Friday, September 09, 2005

Lit

Not only can I not blog, I can't lit blog. Which is just exactly what I want to do. I do. I want not simply to blog—and, gosh, blog the night away—but I want to lit blog.

I, for example, want to point out that the new issue of that literary journal has the same cover as the new issue of Vanity Fair.

I, for example, want to weigh in on that letter. You know the letter I mean. The one that may or may not be from the nut. That letter. The one that may or may not have been a tactic, an attempt to tar someone with a brush—an attempt made by a cabal of wealthy and powerful writers. That letter.

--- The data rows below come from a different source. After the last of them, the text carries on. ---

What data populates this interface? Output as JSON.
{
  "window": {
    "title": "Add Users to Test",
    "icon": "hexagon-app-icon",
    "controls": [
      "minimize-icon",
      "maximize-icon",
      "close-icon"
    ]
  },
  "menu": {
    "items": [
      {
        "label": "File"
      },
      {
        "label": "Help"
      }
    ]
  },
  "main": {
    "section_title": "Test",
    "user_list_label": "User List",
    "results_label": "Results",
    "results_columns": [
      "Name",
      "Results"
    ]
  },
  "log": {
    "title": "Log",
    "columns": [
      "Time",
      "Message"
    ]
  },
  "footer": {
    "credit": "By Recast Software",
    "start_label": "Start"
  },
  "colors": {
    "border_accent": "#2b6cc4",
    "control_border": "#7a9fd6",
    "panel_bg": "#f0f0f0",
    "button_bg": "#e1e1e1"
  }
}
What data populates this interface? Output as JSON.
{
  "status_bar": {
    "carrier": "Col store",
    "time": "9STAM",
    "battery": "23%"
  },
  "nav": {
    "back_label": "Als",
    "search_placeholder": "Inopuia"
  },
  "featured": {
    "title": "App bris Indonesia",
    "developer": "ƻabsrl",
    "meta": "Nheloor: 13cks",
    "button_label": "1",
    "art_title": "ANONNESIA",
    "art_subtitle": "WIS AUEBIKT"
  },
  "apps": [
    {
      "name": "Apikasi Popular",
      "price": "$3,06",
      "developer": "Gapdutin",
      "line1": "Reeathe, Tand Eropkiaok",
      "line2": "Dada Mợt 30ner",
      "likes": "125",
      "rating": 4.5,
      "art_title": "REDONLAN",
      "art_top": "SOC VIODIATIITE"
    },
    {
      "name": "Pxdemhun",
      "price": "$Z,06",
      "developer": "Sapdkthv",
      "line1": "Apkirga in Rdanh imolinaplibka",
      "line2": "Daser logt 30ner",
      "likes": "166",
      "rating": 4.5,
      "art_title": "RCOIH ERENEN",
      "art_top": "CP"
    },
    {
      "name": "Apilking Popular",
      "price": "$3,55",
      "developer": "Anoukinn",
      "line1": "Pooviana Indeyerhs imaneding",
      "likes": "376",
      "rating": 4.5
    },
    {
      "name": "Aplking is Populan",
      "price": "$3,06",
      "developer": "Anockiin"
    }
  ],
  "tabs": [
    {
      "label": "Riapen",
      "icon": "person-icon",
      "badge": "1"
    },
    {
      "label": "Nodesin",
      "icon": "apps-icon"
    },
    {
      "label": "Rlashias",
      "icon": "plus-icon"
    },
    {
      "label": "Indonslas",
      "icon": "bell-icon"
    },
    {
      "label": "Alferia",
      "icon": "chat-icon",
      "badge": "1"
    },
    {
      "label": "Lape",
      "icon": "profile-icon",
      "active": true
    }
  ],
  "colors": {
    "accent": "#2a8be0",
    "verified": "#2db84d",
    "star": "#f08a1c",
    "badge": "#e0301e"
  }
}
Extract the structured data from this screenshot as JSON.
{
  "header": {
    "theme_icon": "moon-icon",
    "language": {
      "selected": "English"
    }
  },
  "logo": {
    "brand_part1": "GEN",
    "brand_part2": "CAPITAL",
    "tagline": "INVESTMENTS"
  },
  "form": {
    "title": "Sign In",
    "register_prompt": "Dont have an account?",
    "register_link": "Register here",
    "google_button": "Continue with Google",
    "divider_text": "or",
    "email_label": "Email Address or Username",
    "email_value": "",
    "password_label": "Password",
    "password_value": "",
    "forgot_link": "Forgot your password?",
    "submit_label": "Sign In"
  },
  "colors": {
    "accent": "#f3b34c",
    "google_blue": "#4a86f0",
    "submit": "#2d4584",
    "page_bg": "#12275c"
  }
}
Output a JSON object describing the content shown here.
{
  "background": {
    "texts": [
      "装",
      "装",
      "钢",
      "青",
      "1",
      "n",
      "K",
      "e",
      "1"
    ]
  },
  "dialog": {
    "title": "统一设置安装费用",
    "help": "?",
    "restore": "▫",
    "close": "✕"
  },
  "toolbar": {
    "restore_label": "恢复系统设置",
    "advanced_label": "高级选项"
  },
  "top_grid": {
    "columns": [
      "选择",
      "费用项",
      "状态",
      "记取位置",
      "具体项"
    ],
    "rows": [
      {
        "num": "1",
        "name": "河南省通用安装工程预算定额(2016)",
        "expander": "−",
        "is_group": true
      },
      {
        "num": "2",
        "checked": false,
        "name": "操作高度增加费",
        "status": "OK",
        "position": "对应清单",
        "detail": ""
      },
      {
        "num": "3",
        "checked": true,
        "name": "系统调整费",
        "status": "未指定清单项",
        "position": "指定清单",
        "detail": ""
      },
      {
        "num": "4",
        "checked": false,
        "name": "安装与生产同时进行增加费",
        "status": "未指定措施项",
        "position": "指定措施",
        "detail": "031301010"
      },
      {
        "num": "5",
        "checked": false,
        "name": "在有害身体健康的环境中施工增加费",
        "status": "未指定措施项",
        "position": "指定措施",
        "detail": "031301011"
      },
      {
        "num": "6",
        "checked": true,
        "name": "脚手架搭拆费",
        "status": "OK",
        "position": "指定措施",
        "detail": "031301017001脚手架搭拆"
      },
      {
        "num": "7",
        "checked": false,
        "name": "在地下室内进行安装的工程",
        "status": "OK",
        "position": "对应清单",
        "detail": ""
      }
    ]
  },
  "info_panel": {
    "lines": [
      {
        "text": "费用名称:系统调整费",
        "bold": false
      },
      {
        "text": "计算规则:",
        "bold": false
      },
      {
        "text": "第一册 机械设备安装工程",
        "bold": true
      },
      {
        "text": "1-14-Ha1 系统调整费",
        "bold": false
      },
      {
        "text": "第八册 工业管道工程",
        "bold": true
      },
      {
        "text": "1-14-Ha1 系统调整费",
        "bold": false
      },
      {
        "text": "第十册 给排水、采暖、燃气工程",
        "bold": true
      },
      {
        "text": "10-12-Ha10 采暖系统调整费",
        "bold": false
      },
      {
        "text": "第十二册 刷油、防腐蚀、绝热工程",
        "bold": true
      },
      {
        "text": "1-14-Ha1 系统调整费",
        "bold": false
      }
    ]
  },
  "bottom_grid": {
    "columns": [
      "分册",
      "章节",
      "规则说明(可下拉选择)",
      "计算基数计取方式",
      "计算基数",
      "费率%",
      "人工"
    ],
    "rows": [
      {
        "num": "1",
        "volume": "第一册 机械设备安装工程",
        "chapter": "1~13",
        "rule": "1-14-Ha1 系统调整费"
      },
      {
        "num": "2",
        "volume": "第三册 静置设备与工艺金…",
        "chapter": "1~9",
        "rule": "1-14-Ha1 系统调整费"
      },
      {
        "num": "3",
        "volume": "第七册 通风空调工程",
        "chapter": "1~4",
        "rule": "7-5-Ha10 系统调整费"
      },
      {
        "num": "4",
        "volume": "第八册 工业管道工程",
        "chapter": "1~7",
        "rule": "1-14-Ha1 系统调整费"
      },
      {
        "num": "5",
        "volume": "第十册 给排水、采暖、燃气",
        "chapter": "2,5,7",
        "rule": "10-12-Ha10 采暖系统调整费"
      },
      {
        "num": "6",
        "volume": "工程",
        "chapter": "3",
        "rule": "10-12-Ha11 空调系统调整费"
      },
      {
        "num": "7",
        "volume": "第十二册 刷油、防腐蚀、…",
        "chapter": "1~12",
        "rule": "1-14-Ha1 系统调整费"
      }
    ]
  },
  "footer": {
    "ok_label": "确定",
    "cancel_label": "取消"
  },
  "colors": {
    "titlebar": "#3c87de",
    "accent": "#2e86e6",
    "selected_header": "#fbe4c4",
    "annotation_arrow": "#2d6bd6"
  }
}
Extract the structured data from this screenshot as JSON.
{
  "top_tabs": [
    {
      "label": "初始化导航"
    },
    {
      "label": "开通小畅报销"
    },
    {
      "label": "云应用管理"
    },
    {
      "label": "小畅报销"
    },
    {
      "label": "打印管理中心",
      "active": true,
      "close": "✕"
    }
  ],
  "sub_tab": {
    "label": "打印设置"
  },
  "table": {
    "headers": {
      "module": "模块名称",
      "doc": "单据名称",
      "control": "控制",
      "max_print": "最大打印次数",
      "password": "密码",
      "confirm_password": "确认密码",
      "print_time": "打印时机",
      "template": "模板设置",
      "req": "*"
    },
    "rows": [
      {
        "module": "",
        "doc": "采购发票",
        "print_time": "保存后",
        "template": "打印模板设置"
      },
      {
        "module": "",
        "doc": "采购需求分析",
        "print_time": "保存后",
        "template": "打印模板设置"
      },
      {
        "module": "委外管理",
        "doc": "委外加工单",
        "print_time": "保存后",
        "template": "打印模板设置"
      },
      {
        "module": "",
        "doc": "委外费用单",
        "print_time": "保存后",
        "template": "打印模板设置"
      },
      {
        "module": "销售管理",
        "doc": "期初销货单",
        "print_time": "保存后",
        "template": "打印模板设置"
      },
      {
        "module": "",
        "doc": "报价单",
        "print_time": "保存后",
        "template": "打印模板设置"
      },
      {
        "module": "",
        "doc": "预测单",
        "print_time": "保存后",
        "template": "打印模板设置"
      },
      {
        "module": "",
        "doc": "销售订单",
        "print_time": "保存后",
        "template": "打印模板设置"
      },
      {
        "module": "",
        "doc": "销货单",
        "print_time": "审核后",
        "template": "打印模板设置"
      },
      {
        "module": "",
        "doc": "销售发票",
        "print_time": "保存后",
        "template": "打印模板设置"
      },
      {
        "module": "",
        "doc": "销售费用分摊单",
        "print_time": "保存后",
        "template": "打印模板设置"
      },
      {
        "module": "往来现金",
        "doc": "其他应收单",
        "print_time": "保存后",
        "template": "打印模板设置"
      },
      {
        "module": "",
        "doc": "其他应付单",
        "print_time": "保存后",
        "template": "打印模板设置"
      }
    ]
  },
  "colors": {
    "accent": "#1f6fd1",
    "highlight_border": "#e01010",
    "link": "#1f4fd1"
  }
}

I, for example, want to say something about the stuff that she said about that country that she's from.

I want to do it, but I can't.

I'm unable to lit blog, because I'm buried up to my neck in sand. It's everywhere. Sand, enveloping my body. Sand, such small fine particles, gathered together to hold me in place. Sand working its way into every crease in my body—the wrinkles in my belly, the tiny deep pit of my belly button, the thicket of hair under each of my arms. Sand, fitting me.

My little pinky is moving, slowly digging its way free, but I don't think I can release myself from my prison of sand. I feel the tiny shifts, though. The sand, fitted into a little wall, spilling away and to the bottom of the hole my little finger is digging. More sand takes its place. More sand fits in place. Sand everywhere. No chance to read.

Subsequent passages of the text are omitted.